O sociólogo Luciano Martins, que corrobora a opinião de Morim, argumenta que para analisar o movimento é necessário incluir a “variável juventude” a qual motivou a “mutação cultural” que originou uma “misteriosa subcultura” entre os jovens. Esta análise de Martins data de 1969, quando essas alterações na cultura pareciam algo estranho e misterioso, pois a contracultura que denominamos hoje ainda não tinha adquirido contornos claros, a sociedade adulta de então, tenta exorcizar este mistério sob a “designação de iê-iê-iê, ou onomatopoeias semelhantes” x.
O filósofo Henri Lefebvre, que era professor de Nanterre durante os episódios, analisa o movimento dos estudantes como resultado da dupla segregação da Universidade: funcional e social. Para Lefebvre, o fato de o campus ter sido implantado no subúrbio de Paris, numa paisagem “desolada e desoladora”, como uma “empresa” inclusive com “toda a fachada de uma”, criou um lugar com a “marca da ausência”, sem o convívio social da Urbe: “Funcionalmente, a cultura foi deportada pra um gueto de estudantes e instrutores, entre os guetos dos “deixados pra lá” desta sociedade. Um pensamento urbano irrisório leva a extremos a segregação, que produz efeitos paradoxais xi".

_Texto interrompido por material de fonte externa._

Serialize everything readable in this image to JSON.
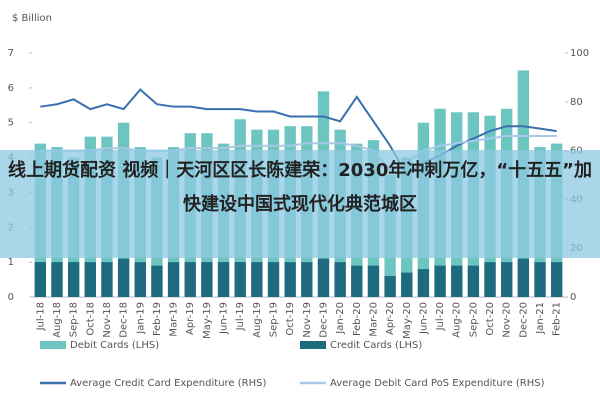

Ainda segundo Lefebvre, a revolta dos estudantes de Nanterre cujo argumento inicial fora a proibição da presença masculina nos alojamentos femininos – se “torna intolerável, porque simboliza todas as pressões e repressões” da sociedade xii.
Maio de 68: nova esquerda
O pensamento de esquerda esteve presente nas manifestações do Maio 68, contudo não se tratava mais do pensamento comunista oficial da tradição do P.C.F., e sim, de outras correntes que envolviam o marxismo ocidental e grupos pequenos e heterogêneos: membros da Liga comunista de linha trotskista; membros da UCLM de linha maoísta e simpatizantes do castrismo, simbolizado pela figura de Che Guevara “uma constante nas passeatas, muito menos por suas ideias políticas, do que pelo fato de ele se haver transformado no herói” xii .
Devido `as diferentes correntes de pensamento de esquerda, o PCF não reconheceu o Maio 68 como um movimento revolucionário legítimo e adotou uma postura dúbia, conforme relatou Júlio de Mesquita Filho, que esteve em Paris em maio de 68, e enviou artigos que foram publicados em seu jornal “O Estado de São Paulo”. Ele comenta a indecisão do PCF, que num primeiro momento mostrando “sua fraqueza e sua impotência” era contrário ao movimento denunciava “seus organizadores como agitadores, provocadores anarquistas”, depois “cinicamente, encampou as suas ideias” e, por fim, devido a recusa dos estudantes, acabou por se mostrar uma força conservadora. Ainda segundo Mesquita o PCF “está desmoralizado e desvalorizado há muito tempo, pelos menos entre os círculos intelectualmente mais evoluídos” xiv.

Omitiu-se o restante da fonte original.